Residential housing construction fell at an annual rate of 17.4% in the latest quarter, the largest decline since the first quarter of 1991, after shrinking at 11.1% in the previous three months. The decline subtracted 1.12 percentage points from growth, the most in almost a quarter-century.

Stock markets slipped yesterday after the disappointing gross domestic product report, with shares of homebuilding companies falling the most in 15 years.

And the fallout is not likely to be limited to the United States, said Sherry Cooper, chief economist at BMO Nesbitt Burns in Toronto.

"For Canada, this is not good news," she said. "The housing downturn has reduced the demand for materials such as gypsum, copper electrical wire and lumber, and prices for those products have fallen, on balance, this year."

There have been widespread expectations the economy would slow after the housing boom of the past several years was slowed largely due to a relentless series of interest rate hikes by the U.S. Federal Reserve up until August.

"The Fed is going to be pleased with the fact that their tightening efforts are bearing fruit with slower growth," said Richard DeKaser, chief economist at National City Corp. in Cleveland. "It's not yet providing the comfort level on inflation that the Fed would like to see, but it's on the right track."

The Fed does not meet again until December and is not expected to adjust rates before the key Christmas holiday shopping season.

The increase in GDP was less than the median 2% predicted by economists, although it is to be revised twice more by the Commerce Department in coming weeks as more accurate economic data come in.

Despite the slump in housing, consumers are surprisingly upbeat.

A key gauge of consumer confidence from the University of Michigan rose to a 15-month high of 93.6 in October from 85.4 in September, thanks largely to a sharp drop in oil and gasoline prices.
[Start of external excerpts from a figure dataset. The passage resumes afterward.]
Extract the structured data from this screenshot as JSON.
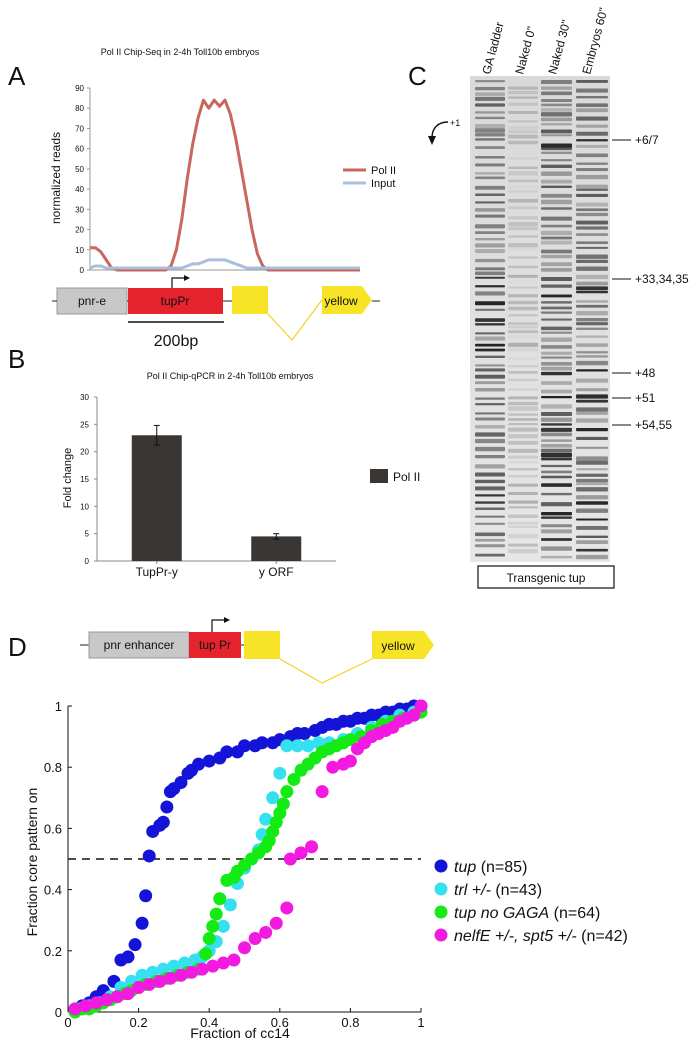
{
  "panel_letters": {
    "a": "A",
    "b": "B",
    "c": "C",
    "d": "D"
  },
  "panel_a": {
    "title": "Pol II Chip-Seq  in 2-4h Toll10b embryos",
    "ylabel": "normalized reads",
    "scale_label": "200bp",
    "gene_labels": {
      "enhancer": "pnr-e",
      "promoter": "tupPr",
      "reporter": "yellow"
    }
  },
  "panel_b": {
    "title": "Pol II Chip-qPCR  in 2-4h Toll10b embryos",
    "ylabel": "Fold change"
  },
  "panel_c": {
    "lanes": [
      "GA ladder",
      "Naked 0\"",
      "Naked 30\"",
      "Embryos 60\""
    ],
    "tss_label": "+1",
    "site_labels": [
      "+6/7",
      "+33,34,35",
      "+48",
      "+51",
      "+54,55"
    ],
    "caption": "Transgenic tup"
  },
  "panel_d": {
    "gene_labels": {
      "enhancer": "pnr enhancer",
      "promoter": "tup Pr",
      "reporter": "yellow"
    },
    "ylabel": "Fraction core pattern on",
    "xlabel": "Fraction of cc14"
  },
  "chart_data": [
    {
      "type": "line",
      "title": "Pol II Chip-Seq  in 2-4h Toll10b embryos",
      "ylabel": "normalized reads",
      "ylim": [
        0,
        90
      ],
      "yticks": [
        0,
        10,
        20,
        30,
        40,
        50,
        60,
        70,
        80,
        90
      ],
      "x_positions": [
        0,
        2,
        4,
        6,
        8,
        10,
        12,
        14,
        16,
        18,
        20,
        22,
        24,
        26,
        28,
        30,
        32,
        34,
        36,
        38,
        40,
        42,
        44,
        46,
        48,
        50,
        52,
        54,
        56,
        58,
        60,
        62,
        64,
        66,
        68,
        70,
        72,
        74,
        76,
        78,
        80,
        82,
        84,
        86,
        88,
        90,
        92,
        94,
        96,
        98,
        100
      ],
      "series": [
        {
          "name": "Pol II",
          "color": "#c9665e",
          "values": [
            11,
            11,
            9,
            5,
            1,
            0,
            0,
            0,
            0,
            0,
            0,
            0,
            0,
            0,
            0,
            2,
            10,
            25,
            45,
            62,
            75,
            84,
            80,
            84,
            81,
            84,
            77,
            65,
            50,
            35,
            20,
            8,
            2,
            0,
            0,
            0,
            0,
            0,
            0,
            0,
            0,
            0,
            0,
            0,
            0,
            0,
            0,
            0,
            0,
            0,
            0
          ]
        },
        {
          "name": "Input",
          "color": "#a8c0dc",
          "values": [
            1,
            2,
            2,
            1,
            1,
            1,
            1,
            1,
            1,
            1,
            1,
            1,
            1,
            1,
            1,
            1,
            1,
            1,
            2,
            3,
            3,
            4,
            5,
            5,
            5,
            5,
            4,
            3,
            2,
            1,
            1,
            1,
            1,
            1,
            1,
            1,
            1,
            1,
            1,
            1,
            1,
            1,
            1,
            1,
            1,
            1,
            1,
            1,
            1,
            1,
            1
          ]
        }
      ],
      "legend": "right"
    },
    {
      "type": "bar",
      "title": "Pol II Chip-qPCR  in 2-4h Toll10b embryos",
      "ylabel": "Fold change",
      "categories": [
        "TupPr-y",
        "y ORF"
      ],
      "ylim": [
        0,
        30
      ],
      "yticks": [
        0,
        5,
        10,
        15,
        20,
        25,
        30
      ],
      "series": [
        {
          "name": "Pol II",
          "color": "#3a3633",
          "values": [
            23,
            4.5
          ],
          "errors": [
            1.8,
            0.5
          ]
        }
      ],
      "legend": "right"
    },
    {
      "type": "scatter",
      "xlabel": "Fraction of cc14",
      "ylabel": "Fraction core pattern on",
      "xlim": [
        0,
        1
      ],
      "ylim": [
        0,
        1
      ],
      "xticks": [
        0,
        0.2,
        0.4,
        0.6,
        0.8,
        1
      ],
      "xtick_labels": [
        "0",
        "0.2",
        "0.4",
        "0.6",
        "0.8",
        "1"
      ],
      "yticks": [
        0,
        0.2,
        0.4,
        0.6,
        0.8,
        1
      ],
      "ytick_labels": [
        "0",
        "0.2",
        "0.4",
        "0.6",
        "0.8",
        "1"
      ],
      "reference_line_y": 0.5,
      "legend": "right",
      "series": [
        {
          "name": "tup",
          "n_label": " (n=85)",
          "color": "#1414d8",
          "points": [
            [
              0.02,
              0.01
            ],
            [
              0.04,
              0.02
            ],
            [
              0.06,
              0.03
            ],
            [
              0.08,
              0.05
            ],
            [
              0.1,
              0.07
            ],
            [
              0.13,
              0.1
            ],
            [
              0.15,
              0.17
            ],
            [
              0.17,
              0.18
            ],
            [
              0.19,
              0.22
            ],
            [
              0.21,
              0.29
            ],
            [
              0.22,
              0.38
            ],
            [
              0.23,
              0.51
            ],
            [
              0.24,
              0.59
            ],
            [
              0.26,
              0.61
            ],
            [
              0.27,
              0.62
            ],
            [
              0.28,
              0.67
            ],
            [
              0.29,
              0.72
            ],
            [
              0.3,
              0.73
            ],
            [
              0.32,
              0.75
            ],
            [
              0.34,
              0.78
            ],
            [
              0.35,
              0.79
            ],
            [
              0.37,
              0.81
            ],
            [
              0.4,
              0.82
            ],
            [
              0.43,
              0.83
            ],
            [
              0.45,
              0.85
            ],
            [
              0.48,
              0.85
            ],
            [
              0.5,
              0.87
            ],
            [
              0.53,
              0.87
            ],
            [
              0.55,
              0.88
            ],
            [
              0.58,
              0.88
            ],
            [
              0.6,
              0.89
            ],
            [
              0.63,
              0.9
            ],
            [
              0.65,
              0.91
            ],
            [
              0.67,
              0.91
            ],
            [
              0.7,
              0.92
            ],
            [
              0.72,
              0.93
            ],
            [
              0.74,
              0.94
            ],
            [
              0.76,
              0.94
            ],
            [
              0.78,
              0.95
            ],
            [
              0.8,
              0.95
            ],
            [
              0.82,
              0.96
            ],
            [
              0.84,
              0.96
            ],
            [
              0.86,
              0.97
            ],
            [
              0.88,
              0.97
            ],
            [
              0.9,
              0.98
            ],
            [
              0.92,
              0.98
            ],
            [
              0.94,
              0.99
            ],
            [
              0.96,
              0.99
            ],
            [
              0.98,
              1.0
            ],
            [
              1.0,
              1.0
            ]
          ]
        },
        {
          "name": "trl +/-",
          "n_label": " (n=43)",
          "color": "#35e0f0",
          "points": [
            [
              0.03,
              0.01
            ],
            [
              0.06,
              0.02
            ],
            [
              0.09,
              0.03
            ],
            [
              0.12,
              0.05
            ],
            [
              0.15,
              0.08
            ],
            [
              0.18,
              0.1
            ],
            [
              0.21,
              0.12
            ],
            [
              0.24,
              0.13
            ],
            [
              0.27,
              0.14
            ],
            [
              0.3,
              0.15
            ],
            [
              0.33,
              0.16
            ],
            [
              0.36,
              0.17
            ],
            [
              0.38,
              0.18
            ],
            [
              0.4,
              0.2
            ],
            [
              0.42,
              0.23
            ],
            [
              0.44,
              0.28
            ],
            [
              0.46,
              0.35
            ],
            [
              0.48,
              0.42
            ],
            [
              0.5,
              0.47
            ],
            [
              0.52,
              0.5
            ],
            [
              0.54,
              0.53
            ],
            [
              0.55,
              0.58
            ],
            [
              0.56,
              0.63
            ],
            [
              0.58,
              0.7
            ],
            [
              0.6,
              0.78
            ],
            [
              0.62,
              0.87
            ],
            [
              0.65,
              0.87
            ],
            [
              0.68,
              0.87
            ],
            [
              0.71,
              0.88
            ],
            [
              0.74,
              0.88
            ],
            [
              0.78,
              0.89
            ],
            [
              0.82,
              0.91
            ],
            [
              0.86,
              0.93
            ],
            [
              0.9,
              0.95
            ],
            [
              0.94,
              0.97
            ],
            [
              0.98,
              0.98
            ]
          ]
        },
        {
          "name": "tup no GAGA",
          "n_label": " (n=64)",
          "color": "#14ea14",
          "points": [
            [
              0.02,
              0.0
            ],
            [
              0.04,
              0.01
            ],
            [
              0.06,
              0.01
            ],
            [
              0.08,
              0.02
            ],
            [
              0.1,
              0.03
            ],
            [
              0.12,
              0.04
            ],
            [
              0.14,
              0.05
            ],
            [
              0.16,
              0.06
            ],
            [
              0.18,
              0.07
            ],
            [
              0.2,
              0.08
            ],
            [
              0.22,
              0.09
            ],
            [
              0.25,
              0.1
            ],
            [
              0.28,
              0.11
            ],
            [
              0.31,
              0.12
            ],
            [
              0.34,
              0.13
            ],
            [
              0.37,
              0.14
            ],
            [
              0.39,
              0.19
            ],
            [
              0.4,
              0.24
            ],
            [
              0.41,
              0.28
            ],
            [
              0.42,
              0.32
            ],
            [
              0.43,
              0.37
            ],
            [
              0.45,
              0.43
            ],
            [
              0.47,
              0.44
            ],
            [
              0.48,
              0.46
            ],
            [
              0.5,
              0.48
            ],
            [
              0.52,
              0.5
            ],
            [
              0.54,
              0.52
            ],
            [
              0.56,
              0.54
            ],
            [
              0.57,
              0.56
            ],
            [
              0.58,
              0.59
            ],
            [
              0.59,
              0.62
            ],
            [
              0.6,
              0.65
            ],
            [
              0.61,
              0.68
            ],
            [
              0.62,
              0.72
            ],
            [
              0.64,
              0.76
            ],
            [
              0.66,
              0.79
            ],
            [
              0.68,
              0.81
            ],
            [
              0.7,
              0.83
            ],
            [
              0.72,
              0.85
            ],
            [
              0.74,
              0.86
            ],
            [
              0.76,
              0.87
            ],
            [
              0.78,
              0.88
            ],
            [
              0.8,
              0.89
            ],
            [
              0.83,
              0.9
            ],
            [
              0.86,
              0.92
            ],
            [
              0.89,
              0.94
            ],
            [
              0.92,
              0.95
            ],
            [
              0.95,
              0.96
            ],
            [
              0.98,
              0.97
            ],
            [
              1.0,
              0.98
            ]
          ]
        },
        {
          "name": "nelfE +/-, spt5 +/-",
          "n_label": " (n=42)",
          "color": "#f219e0",
          "points": [
            [
              0.02,
              0.01
            ],
            [
              0.05,
              0.02
            ],
            [
              0.08,
              0.03
            ],
            [
              0.11,
              0.04
            ],
            [
              0.14,
              0.05
            ],
            [
              0.17,
              0.06
            ],
            [
              0.2,
              0.08
            ],
            [
              0.23,
              0.09
            ],
            [
              0.26,
              0.1
            ],
            [
              0.29,
              0.11
            ],
            [
              0.32,
              0.12
            ],
            [
              0.35,
              0.13
            ],
            [
              0.38,
              0.14
            ],
            [
              0.41,
              0.15
            ],
            [
              0.44,
              0.16
            ],
            [
              0.47,
              0.17
            ],
            [
              0.5,
              0.21
            ],
            [
              0.53,
              0.24
            ],
            [
              0.56,
              0.26
            ],
            [
              0.59,
              0.29
            ],
            [
              0.62,
              0.34
            ],
            [
              0.63,
              0.5
            ],
            [
              0.66,
              0.52
            ],
            [
              0.69,
              0.54
            ],
            [
              0.72,
              0.72
            ],
            [
              0.75,
              0.8
            ],
            [
              0.78,
              0.81
            ],
            [
              0.8,
              0.82
            ],
            [
              0.82,
              0.86
            ],
            [
              0.84,
              0.88
            ],
            [
              0.86,
              0.9
            ],
            [
              0.88,
              0.91
            ],
            [
              0.9,
              0.92
            ],
            [
              0.92,
              0.93
            ],
            [
              0.94,
              0.95
            ],
            [
              0.96,
              0.96
            ],
            [
              0.98,
              0.97
            ],
            [
              1.0,
              1.0
            ]
          ]
        }
      ]
    }
  ]
}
That optimism, however, might not be shared by Republicans, who are facing an increasing struggle to maintain control of both the House of Representatives and the Senate at the Nov. 7 mid-term elections.

Besides the war in Iraq, the uncertainty in the U.S. economy is at the top of worries of voters who have largely forgotten about the US$2-trillion in tax cuts brought in by George W. Bush, the President, during the past six years.

Among highlights in the third quarter was a 3.1% increase in consumer spending, which represents 70% of total economic activity, likely driven by a sharp drop in gasoline prices, now hovering around US$2.25 a gallon, compared with more than US$3 in July. Spending rose at 2.6% during the previous quarter.

More importantly for the Fed, however, is a drop in the personal consumption expenditures price index, another measure of inflation. It rose just 2.5% during the quarter, compared with 4% during the previous quarter.

"I suspect the Fed is very pleased," said John Silvia, chief economist at Wachovia Corp. in Charlotte, N.C. "It gives them more time to be patient. Inflation is topping out and is likely to come down over the next two to three quarters, and that is consistent with the Fed keeping its current position."